The OSC issued a press release on Thursday stating that the complaints were filed by employees in 19 states: Arkansas, Arizona, California, Colorado, Delaware, Florida, Georgia, Iowa, Kentucky, Michigan, North Carolina, New York, Pennsylvania, Puerto Rico, South Carolina, Tennessee, Texas, Utah, Wyoming. The VA has “one of the highest reprisal case rates in the federal government” Schwellenback said.
The release discussed details of three cases. In one case, an employee filed a complaint about scheduling and coding procedures. Allegedly, that employee was told that he or she would be placed under a seven-day suspension after the complaint was filed. The employee also allegedly had his or her performance evaluation lowered and was reassigned.
There were similar allegations about improper scheduling practices at a VA hospital in Phoenix. This kicked off a widespread scandal that resulted in the resignation of VA Secretary Eric Shinseki last week, NBC reports. It was alleged that a fake wait time list was produced showing that veterans were receiving their appointments within 14 to 30 days; meanwhile, there was a secret list showing actual wait times, which were often much longer. These seemingly-improved wait times were allegedly used to ensure that administrators would receive financial bonuses for meeting their goals. Late last month, an internal VA report linked 23 deaths to delays in care.

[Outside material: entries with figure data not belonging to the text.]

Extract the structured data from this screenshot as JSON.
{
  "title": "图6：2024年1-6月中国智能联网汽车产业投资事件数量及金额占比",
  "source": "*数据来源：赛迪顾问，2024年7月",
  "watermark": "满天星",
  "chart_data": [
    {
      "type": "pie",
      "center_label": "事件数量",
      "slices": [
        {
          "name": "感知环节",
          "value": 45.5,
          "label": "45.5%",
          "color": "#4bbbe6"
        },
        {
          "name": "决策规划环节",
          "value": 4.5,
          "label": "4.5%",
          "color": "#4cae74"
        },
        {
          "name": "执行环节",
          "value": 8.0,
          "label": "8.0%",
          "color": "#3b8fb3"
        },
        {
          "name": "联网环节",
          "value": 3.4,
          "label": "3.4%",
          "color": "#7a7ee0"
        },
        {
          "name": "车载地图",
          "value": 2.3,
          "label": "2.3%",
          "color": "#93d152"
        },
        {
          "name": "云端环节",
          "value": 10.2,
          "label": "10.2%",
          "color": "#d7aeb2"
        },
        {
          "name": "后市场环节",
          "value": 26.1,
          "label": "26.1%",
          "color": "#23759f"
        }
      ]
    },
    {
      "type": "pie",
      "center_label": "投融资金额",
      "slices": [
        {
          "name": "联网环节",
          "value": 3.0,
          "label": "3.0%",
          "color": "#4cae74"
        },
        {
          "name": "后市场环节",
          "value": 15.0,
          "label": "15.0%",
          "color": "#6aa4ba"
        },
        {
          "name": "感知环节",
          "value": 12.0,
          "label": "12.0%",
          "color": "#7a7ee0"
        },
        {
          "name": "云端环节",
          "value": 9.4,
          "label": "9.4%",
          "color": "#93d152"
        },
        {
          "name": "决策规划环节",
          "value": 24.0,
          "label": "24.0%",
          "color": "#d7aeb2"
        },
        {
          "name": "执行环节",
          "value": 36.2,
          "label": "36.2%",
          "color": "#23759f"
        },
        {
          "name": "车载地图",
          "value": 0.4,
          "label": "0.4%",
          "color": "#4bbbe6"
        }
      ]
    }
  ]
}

The other cases detailed in the press release involved employees who reported the “inappropriate and continuous use of patient restraints in violation of VA rules and procedures,” In another case, a worker was reassigned after speaking out about the mishandling or patient care funds.
Schwellenbach says that there is support for whistleblowers within the VA system. “We’re encouraged by the statements from VA leadership over the last few days, that have recognized the importance of protecting whistleblowers and their role in highlighting problems within the VA system,” he stated.